La nuova versione di OpenNebula, rilasciata la beta

Il progetto OpenNebula ha appena annunciato l’uscita della beta release di OpenNebula 3.4, denominata Wild Duck. Il software porta con sé i valorosi contributi offerti da molti membri della sua community, specialmente da Research in Motion, Logica, Terradue 2.0, CloudWeavers, Clemson University, e dalla Vilnius University.

La release ha tra i suoi obiettivi principe l’estensione delle capacità di storage di OpenNebula, incluso il supporto per datastore multpli. L’uso di datastore multpli offre estrema flessibilità nella pianificazione del backend storage e importanti benefici in termini di prestazioni, quali il bilanciamento di operazioni I/O tra diversi server storage, la definizione di diversi SLA e polizze di qualità del servizio per diversi tipi di macchine virtuali o utenti, e maggiori capacità di scalare facilmente la quantità di storage.

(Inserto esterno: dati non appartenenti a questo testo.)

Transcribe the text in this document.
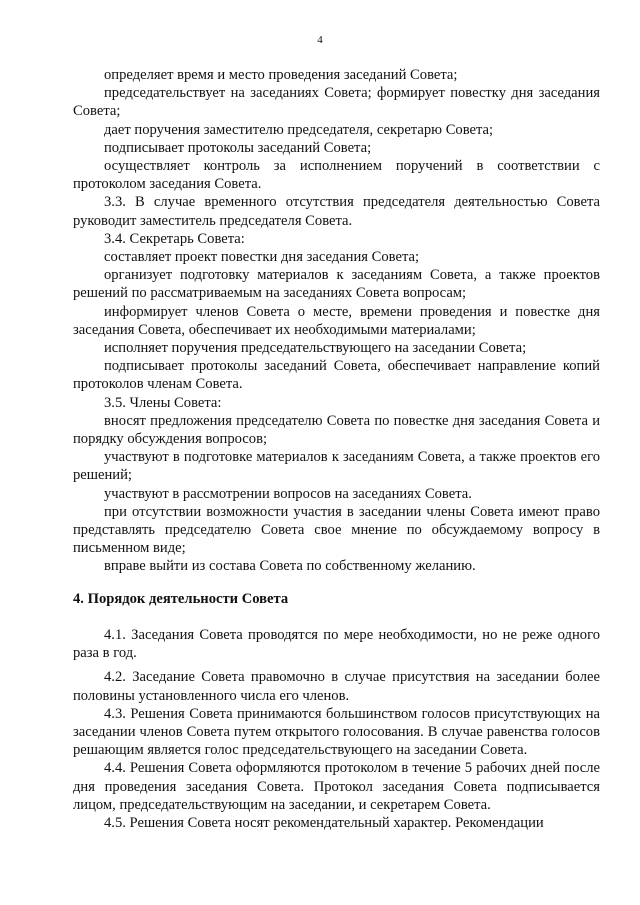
4

определяет время и место проведения заседаний Совета;

председательствует на заседаниях Совета; формирует повестку дня заседания Совета;

дает поручения заместителю председателя, секретарю Совета;

подписывает протоколы заседаний Совета;

осуществляет контроль за исполнением поручений в соответствии с протоколом заседания Совета.

3.3. В случае временного отсутствия председателя деятельностью Совета руководит заместитель председателя Совета.

3.4. Секретарь Совета:

составляет проект повестки дня заседания Совета;

организует подготовку материалов к заседаниям Совета, а также проектов решений по рассматриваемым на заседаниях Совета вопросам;

информирует членов Совета о месте, времени проведения и повестке дня заседания Совета, обеспечивает их необходимыми материалами;

исполняет поручения председательствующего на заседании Совета;

подписывает протоколы заседаний Совета, обеспечивает направление копий протоколов членам Совета.

3.5. Члены Совета:

вносят предложения председателю Совета по повестке дня заседания Совета и порядку обсуждения вопросов;

участвуют в подготовке материалов к заседаниям Совета, а также проектов его решений;

участвуют в рассмотрении вопросов на заседаниях Совета.

при отсутствии возможности участия в заседании члены Совета имеют право представлять председателю Совета свое мнение по обсуждаемому вопросу в письменном виде;

вправе выйти из состава Совета по собственному желанию.

4. Порядок деятельности Совета

4.1. Заседания Совета проводятся по мере необходимости, но не реже одного раза в год.

4.2. Заседание Совета правомочно в случае присутствия на заседании более половины установленного числа его членов.

4.3. Решения Совета принимаются большинством голосов присутствующих на заседании членов Совета путем открытого голосования. В случае равенства голосов решающим является голос председательствующего на заседании Совета.

4.4. Решения Совета оформляются протоколом в течение 5 рабочих дней после дня проведения заседания Совета. Протокол заседания Совета подписывается лицом, председательствующим на заседании, и секретарем Совета.

4.5. Решения Совета носят рекомендательный характер. Рекомендации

OpenNebula 3.4 migliora anche le sue caratteristiche nell’interazione con altri sistemi, in particolare nel suo core con il supporto di pool di risorse logici, la nuova API per EC2 con il supporto di elastic IP, i portali Sunstone e Self-Service con nuove funzionalità, e il driver per hybrid cloud EC2 che adesso supporta funzionalità di EC2 quali tag, gruppi di sicurezza o virtual private cloud.

Come al solito le uscite di OpenNebula prendono il nome di una nebulosa, ed il Wild Duck Cluster è un ammasso presente nella costellazione di Scutum.